Thread: Explaining an EXPLAIN.

Explaining an EXPLAIN.

From
Matthew Wakeling
Date:
Alright. I have finally worked out why I was being censored. Majordomo
doesn't like subject lines beginning with the word "help". It by default
sends your message off to the moderators and doesn't tell you. Now follows
my original mail:

Hi. I thought by now I would be fairly good at understanding EXPLAIN
ANALYSE results, but I can't quite figure this one out.
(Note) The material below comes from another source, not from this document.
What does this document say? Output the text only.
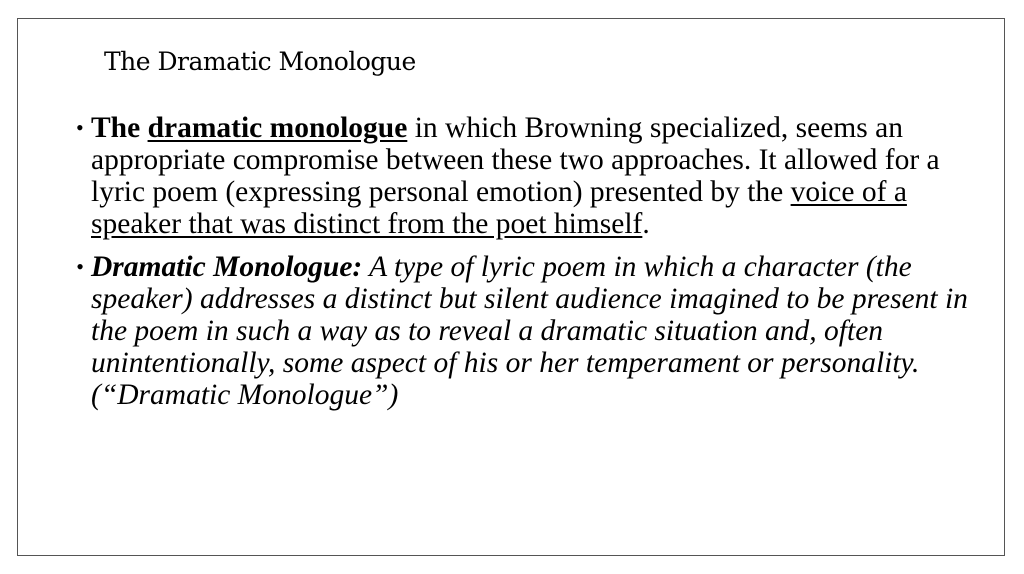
The Dramatic Monologue
• The dramatic monologue in which Browning specialized, seems an appropriate compromise between these two approaches. It allowed for a lyric poem (expressing personal emotion) presented by the voice of a speaker that was distinct from the poet himself.
• Dramatic Monologue: A type of lyric poem in which a character (the speaker) addresses a distinct but silent audience imagined to be present in the poem in such a way as to reveal a dramatic situation and, often unintentionally, some aspect of his or her temperament or personality. (“Dramatic Monologue”)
Perhaps someone
could help me.

EXPLAIN ANALYSE SELECT *
FROM GeneGoAnnotation a1, GOAnnotation a2, OntologyTermRelations a3
WHERE a1.GoAnnotation = a2.id AND a2.ontologyTermId = a3.OntologyTerm;

                               QUERY PLAN
---------------------------------------------------------------------------------------
   Nested Loop  (cost=0.00..673587.67 rows=330437962 width=95)
                (actual time=0.056..1924645.797 rows=344491124 loops=1)
     ->  Merge Join  (cost=0.00..28369.58 rows=361427 width=87)
                     (actual time=0.039..4620.912 rows=361427 loops=1)
           Merge Cond: (a1.goannotation = a2.id)
           ->  Index Scan using genegoannotation__goannotation on genegoannotation a1
                     (cost=0.00..9710.32 rows=361427 width=8)
                     (actual time=0.015..840.547 rows=361427 loops=1)
           ->  Index Scan using goannotation_pkey on goannotation a2
                     (cost=0.00..13133.12 rows=403323 width=79)
                     (actual time=0.014..1427.179 rows=403323 loops=1)
     ->  Index Scan using ontologytermrelations__ontologyterm on ontologytermrelations a3
                     (cost=0.00..1.20 rows=47 width=8)
                     (actual time=0.022..1.908 rows=953 loops=361427)
           Index Cond: (a3.ontologyterm = a2.ontologytermid)
   Total runtime: 2524647.064 ms
(8 rows)

If I look at the actual results of the outer-most join, the nested loop,
then I can take the number rows=344491124 and divide it by loops=361427 to
get rows=953. Clearly this means that on average each index scan on a3
returned 953 rows.

However, if I apply the same logic to the estimated results, it all falls
apart. The total estimated number of rows is remarkably accurate, as is
the estimated number of loops (results from the merge join). However the
average number of rows expected to be returned from the index scan is only
47. I don't know how the planner is getting its accurate final estimate of
rows=330437962, because it is not from multiplying rows=361427 by rows=47.
That would only give 16987069 rows.

Any ideas/explanations?

Matthew

--
 To be or not to be           -- Shakespeare
 To do is to be               -- Nietzsche
 To be is to do               -- Sartre
 Do be do be do               -- Sinatra

Re: Explaining an EXPLAIN.

From
Tom Lane
Date:
Matthew Wakeling <matthew@flymine.org> writes:
> If I look at the actual results of the outer-most join, the nested loop,
> then I can take the number rows=344491124 and divide it by loops=361427 to
> get rows=953. Clearly this means that on average each index scan on a3
> returned 953 rows.

Right.

> However, if I apply the same logic to the estimated results, it all falls
> apart. The total estimated number of rows is remarkably accurate, as is
> the estimated number of loops (results from the merge join). However the
> average number of rows expected to be returned from the index scan is only
> 47. I don't know how the planner is getting its accurate final estimate of
> rows=330437962, because it is not from multiplying rows=361427 by rows=47.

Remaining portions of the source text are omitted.